Schapiro signals new disclosure and proxy access proposals
By Cydney Posner
In a speech today before the Council of Institutional Investors, new SEC Chair Mary Schapiro provided a preview regarding some upcoming SEC proposals, intended as direct responses to the current financial crisis.
In particular, she focused on several of the areas the SEC intends to consider with regard to disclosure:
- More information about director nominee experience, qualifications and skills (proposal expected in June)
- Boards' reasons for choosing their particular leadership structures —whether that structure includes an independent chair, a non-independent chair or a combined CEO/chair
- a company's overall compensation approach, beyond decisions with respect only to the highest paid officers
- compensation consultant conflicts of interests
- how a company — and the company's board in particular —manages risks, both generally and in the context of setting compensation
- how compensation structures and practices drive an executive's risk-taking
With regard to the last point, Schapiro cites the Counterparty Risk Management Policy Group, which last year identified compensation schemes "as one of five primary driving forces of the turmoil." In addition, last week, "the Financial Stability Forum issued a report agreeing with this assessment, and suggesting three principles for 'sound compensation practices.' These principles call for effective governance of compensation; effective alignment of compensation with prudent risk taking; and effective supervisory oversight and engagement by stakeholders." Schapiro believes that, by allowing a company's owners to "know how their managers and directors ensure that compensation does not drive inappropriate risk-taking," enhanced compensation disclosure will help to address one of the failures that led to the current financial crisis.
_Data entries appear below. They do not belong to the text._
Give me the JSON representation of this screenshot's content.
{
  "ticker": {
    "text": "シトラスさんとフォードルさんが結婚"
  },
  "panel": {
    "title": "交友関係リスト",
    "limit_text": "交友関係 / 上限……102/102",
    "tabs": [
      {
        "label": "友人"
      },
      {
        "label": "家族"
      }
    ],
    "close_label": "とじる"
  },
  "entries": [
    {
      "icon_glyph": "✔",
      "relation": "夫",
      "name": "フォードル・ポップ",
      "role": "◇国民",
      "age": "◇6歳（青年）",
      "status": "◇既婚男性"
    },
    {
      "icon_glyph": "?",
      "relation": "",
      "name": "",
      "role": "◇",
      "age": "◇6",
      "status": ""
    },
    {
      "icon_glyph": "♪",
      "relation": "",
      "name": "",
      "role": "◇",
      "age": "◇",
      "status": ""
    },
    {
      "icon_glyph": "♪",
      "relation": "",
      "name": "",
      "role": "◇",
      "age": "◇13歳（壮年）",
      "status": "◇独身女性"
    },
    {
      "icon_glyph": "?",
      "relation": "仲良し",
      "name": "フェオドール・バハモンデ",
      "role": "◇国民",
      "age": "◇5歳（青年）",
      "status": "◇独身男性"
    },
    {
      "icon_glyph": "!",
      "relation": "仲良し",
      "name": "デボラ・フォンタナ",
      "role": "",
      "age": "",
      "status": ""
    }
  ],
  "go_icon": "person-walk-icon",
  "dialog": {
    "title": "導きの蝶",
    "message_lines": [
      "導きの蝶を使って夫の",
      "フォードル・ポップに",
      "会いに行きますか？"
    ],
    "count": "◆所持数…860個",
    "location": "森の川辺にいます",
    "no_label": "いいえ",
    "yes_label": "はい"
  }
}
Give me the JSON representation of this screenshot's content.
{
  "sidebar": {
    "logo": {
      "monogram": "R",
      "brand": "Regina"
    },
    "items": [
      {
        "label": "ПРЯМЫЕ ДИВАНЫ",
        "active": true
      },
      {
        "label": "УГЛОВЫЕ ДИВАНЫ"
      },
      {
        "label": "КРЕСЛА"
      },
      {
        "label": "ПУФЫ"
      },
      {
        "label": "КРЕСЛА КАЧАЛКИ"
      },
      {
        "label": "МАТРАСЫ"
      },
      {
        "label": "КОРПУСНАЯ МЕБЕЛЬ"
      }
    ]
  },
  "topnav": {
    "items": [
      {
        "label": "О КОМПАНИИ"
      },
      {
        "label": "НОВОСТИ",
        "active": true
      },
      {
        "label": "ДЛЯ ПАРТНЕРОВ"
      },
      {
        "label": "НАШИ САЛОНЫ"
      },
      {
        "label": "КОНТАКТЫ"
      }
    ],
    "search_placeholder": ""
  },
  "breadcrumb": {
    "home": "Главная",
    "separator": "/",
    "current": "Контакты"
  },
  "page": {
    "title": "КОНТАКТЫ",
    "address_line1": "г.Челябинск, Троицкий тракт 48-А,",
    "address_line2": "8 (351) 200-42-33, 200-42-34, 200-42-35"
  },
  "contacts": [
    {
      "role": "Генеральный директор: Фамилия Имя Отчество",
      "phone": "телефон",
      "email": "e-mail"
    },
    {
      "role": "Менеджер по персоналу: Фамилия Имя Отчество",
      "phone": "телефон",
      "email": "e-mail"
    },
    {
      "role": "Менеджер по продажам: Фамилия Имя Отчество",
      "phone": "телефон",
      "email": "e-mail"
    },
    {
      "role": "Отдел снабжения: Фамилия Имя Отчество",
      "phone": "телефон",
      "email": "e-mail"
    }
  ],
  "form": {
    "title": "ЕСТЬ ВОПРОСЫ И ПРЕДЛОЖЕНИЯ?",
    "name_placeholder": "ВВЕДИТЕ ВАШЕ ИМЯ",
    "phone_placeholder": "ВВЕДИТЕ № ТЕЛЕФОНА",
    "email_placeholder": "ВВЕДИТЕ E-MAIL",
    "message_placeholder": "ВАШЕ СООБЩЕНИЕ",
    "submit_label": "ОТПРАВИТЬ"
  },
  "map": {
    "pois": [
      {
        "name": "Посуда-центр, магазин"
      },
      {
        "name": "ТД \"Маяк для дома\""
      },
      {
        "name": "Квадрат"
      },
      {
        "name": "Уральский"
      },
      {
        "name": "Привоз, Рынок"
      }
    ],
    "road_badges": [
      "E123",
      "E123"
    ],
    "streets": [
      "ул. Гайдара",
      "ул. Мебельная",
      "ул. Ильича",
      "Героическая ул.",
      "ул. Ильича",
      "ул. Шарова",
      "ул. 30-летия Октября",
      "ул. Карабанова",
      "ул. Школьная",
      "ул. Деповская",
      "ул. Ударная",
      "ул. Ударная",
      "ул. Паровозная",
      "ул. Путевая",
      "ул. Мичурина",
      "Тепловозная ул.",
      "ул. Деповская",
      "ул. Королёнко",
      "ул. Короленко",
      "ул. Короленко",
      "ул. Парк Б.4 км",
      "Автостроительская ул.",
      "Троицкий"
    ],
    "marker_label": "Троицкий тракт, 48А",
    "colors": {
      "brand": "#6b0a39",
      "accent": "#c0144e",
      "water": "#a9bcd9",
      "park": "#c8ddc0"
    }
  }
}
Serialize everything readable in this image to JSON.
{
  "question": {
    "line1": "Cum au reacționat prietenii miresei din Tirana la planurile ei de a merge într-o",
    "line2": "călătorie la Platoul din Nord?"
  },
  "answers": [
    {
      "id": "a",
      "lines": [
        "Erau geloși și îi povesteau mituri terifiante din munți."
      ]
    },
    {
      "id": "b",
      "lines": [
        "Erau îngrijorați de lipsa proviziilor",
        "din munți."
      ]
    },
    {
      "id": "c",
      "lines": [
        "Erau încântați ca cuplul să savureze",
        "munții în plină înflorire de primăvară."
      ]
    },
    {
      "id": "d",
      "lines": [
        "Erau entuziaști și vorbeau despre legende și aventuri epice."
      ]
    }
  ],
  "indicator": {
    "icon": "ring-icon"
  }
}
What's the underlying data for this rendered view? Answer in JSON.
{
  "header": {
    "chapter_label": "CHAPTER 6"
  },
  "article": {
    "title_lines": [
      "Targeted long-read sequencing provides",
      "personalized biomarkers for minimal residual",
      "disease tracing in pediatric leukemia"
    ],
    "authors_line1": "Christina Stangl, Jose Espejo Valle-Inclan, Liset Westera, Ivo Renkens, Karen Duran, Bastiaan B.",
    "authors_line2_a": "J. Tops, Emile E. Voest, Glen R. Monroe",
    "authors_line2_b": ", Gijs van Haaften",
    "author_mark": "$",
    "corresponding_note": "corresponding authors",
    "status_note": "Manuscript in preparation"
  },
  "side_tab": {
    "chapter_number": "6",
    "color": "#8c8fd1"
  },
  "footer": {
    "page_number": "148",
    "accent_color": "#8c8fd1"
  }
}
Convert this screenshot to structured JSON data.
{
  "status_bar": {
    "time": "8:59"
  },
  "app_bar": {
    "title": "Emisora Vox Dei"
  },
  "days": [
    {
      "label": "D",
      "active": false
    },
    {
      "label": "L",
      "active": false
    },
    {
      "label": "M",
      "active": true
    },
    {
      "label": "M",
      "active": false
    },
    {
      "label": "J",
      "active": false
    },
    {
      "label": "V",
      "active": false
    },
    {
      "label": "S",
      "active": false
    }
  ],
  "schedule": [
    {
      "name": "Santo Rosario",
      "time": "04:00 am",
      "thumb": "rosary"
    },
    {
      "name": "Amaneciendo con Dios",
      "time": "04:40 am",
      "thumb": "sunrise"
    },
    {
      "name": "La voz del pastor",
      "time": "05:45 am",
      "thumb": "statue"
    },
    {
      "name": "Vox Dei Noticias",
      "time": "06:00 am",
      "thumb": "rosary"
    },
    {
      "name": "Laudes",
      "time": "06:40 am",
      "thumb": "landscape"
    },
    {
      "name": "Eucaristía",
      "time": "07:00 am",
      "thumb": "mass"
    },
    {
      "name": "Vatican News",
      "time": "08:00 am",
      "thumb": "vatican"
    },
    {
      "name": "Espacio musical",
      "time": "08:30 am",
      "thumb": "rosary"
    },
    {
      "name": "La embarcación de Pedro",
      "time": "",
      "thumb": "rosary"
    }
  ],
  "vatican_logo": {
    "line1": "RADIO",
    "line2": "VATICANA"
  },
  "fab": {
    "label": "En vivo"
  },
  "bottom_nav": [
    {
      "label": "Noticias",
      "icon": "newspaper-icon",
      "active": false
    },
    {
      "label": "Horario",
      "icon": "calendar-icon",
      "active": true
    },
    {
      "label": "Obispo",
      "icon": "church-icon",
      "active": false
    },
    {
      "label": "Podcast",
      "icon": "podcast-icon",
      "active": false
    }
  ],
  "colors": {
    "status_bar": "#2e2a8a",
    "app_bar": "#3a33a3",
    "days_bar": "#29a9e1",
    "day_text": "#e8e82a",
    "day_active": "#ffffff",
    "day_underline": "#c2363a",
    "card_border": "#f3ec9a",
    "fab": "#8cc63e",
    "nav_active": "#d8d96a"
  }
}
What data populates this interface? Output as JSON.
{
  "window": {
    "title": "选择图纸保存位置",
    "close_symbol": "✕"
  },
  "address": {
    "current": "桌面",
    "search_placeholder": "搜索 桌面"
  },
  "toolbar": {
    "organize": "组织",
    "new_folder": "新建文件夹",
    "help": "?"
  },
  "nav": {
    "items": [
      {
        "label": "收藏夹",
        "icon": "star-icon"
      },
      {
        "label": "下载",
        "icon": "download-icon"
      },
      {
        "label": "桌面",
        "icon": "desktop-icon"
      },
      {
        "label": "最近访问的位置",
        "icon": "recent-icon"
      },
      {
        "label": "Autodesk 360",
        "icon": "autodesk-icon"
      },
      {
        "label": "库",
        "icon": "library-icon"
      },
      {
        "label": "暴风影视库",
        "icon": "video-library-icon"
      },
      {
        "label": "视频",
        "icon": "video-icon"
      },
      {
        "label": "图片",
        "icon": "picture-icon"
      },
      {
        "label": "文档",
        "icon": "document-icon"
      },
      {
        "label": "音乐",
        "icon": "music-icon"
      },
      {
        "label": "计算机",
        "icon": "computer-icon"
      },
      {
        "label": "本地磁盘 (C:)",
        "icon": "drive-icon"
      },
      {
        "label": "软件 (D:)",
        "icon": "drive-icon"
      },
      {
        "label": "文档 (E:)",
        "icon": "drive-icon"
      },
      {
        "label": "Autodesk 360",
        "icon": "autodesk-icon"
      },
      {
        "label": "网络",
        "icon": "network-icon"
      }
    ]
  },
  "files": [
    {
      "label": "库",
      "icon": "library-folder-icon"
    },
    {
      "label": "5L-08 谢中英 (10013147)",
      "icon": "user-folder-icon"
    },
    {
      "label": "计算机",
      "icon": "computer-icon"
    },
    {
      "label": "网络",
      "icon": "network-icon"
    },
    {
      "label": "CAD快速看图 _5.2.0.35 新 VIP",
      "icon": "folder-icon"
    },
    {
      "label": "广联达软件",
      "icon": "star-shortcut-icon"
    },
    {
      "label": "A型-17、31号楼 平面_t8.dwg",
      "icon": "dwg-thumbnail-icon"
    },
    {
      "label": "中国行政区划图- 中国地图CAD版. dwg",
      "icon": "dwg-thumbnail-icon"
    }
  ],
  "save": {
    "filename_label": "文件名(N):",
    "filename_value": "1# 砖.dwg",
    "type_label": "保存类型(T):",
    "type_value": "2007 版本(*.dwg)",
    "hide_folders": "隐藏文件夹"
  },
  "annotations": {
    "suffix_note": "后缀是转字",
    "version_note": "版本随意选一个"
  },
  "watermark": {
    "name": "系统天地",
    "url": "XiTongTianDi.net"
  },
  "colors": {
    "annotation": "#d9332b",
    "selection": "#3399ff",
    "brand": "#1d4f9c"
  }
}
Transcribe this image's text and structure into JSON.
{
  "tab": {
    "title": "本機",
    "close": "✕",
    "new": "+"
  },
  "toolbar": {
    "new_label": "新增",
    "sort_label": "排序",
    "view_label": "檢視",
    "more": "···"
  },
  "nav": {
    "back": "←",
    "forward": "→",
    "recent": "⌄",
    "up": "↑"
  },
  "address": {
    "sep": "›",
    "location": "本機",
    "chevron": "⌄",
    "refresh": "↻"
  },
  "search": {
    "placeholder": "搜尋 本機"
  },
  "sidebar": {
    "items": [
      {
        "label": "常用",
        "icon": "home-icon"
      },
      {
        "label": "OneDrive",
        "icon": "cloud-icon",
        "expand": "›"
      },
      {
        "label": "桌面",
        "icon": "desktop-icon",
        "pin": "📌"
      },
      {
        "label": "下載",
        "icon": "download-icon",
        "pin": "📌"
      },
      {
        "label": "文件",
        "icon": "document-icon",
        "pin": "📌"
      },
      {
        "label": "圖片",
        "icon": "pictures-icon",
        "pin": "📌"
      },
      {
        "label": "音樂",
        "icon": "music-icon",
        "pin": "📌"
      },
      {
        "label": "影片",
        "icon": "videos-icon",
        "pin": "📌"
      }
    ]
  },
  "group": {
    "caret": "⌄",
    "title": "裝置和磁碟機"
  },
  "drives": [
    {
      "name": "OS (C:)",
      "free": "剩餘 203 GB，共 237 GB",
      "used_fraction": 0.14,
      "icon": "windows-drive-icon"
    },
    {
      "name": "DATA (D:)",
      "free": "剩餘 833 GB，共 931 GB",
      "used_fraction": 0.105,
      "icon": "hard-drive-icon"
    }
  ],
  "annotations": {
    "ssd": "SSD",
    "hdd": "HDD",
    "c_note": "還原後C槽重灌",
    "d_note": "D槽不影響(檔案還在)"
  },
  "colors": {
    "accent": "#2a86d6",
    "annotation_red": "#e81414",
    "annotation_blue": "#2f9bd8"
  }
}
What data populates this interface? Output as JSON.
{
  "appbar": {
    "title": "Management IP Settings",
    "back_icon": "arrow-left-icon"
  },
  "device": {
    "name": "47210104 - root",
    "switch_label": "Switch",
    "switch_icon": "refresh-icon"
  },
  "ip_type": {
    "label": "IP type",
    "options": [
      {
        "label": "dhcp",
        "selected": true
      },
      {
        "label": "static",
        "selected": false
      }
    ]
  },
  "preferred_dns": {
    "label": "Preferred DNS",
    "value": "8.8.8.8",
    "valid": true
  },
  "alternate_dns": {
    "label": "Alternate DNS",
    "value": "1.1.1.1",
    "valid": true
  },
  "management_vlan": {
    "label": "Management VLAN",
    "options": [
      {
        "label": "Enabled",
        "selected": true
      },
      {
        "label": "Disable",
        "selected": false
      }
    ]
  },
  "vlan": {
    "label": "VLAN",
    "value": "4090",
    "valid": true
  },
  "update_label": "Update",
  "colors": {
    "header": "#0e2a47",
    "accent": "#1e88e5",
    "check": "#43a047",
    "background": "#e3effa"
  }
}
Proxy access will also be on the agenda next month. The SEC is reviewing (with "fresh eyes") both the 2003 and 2007 proposals as well as the potential impact of proposed changes to Delaware corporate law. (See the 3/5/09 post regarding Delaware proposals.) Schapiro believes that proxy access is "about making boards more accountable for the risks undertaken by the companies they manage." She noted in particular that the SEC wanted "to ensure that any procedural requirements for access are rational, and not a means to thwart effective investor participation."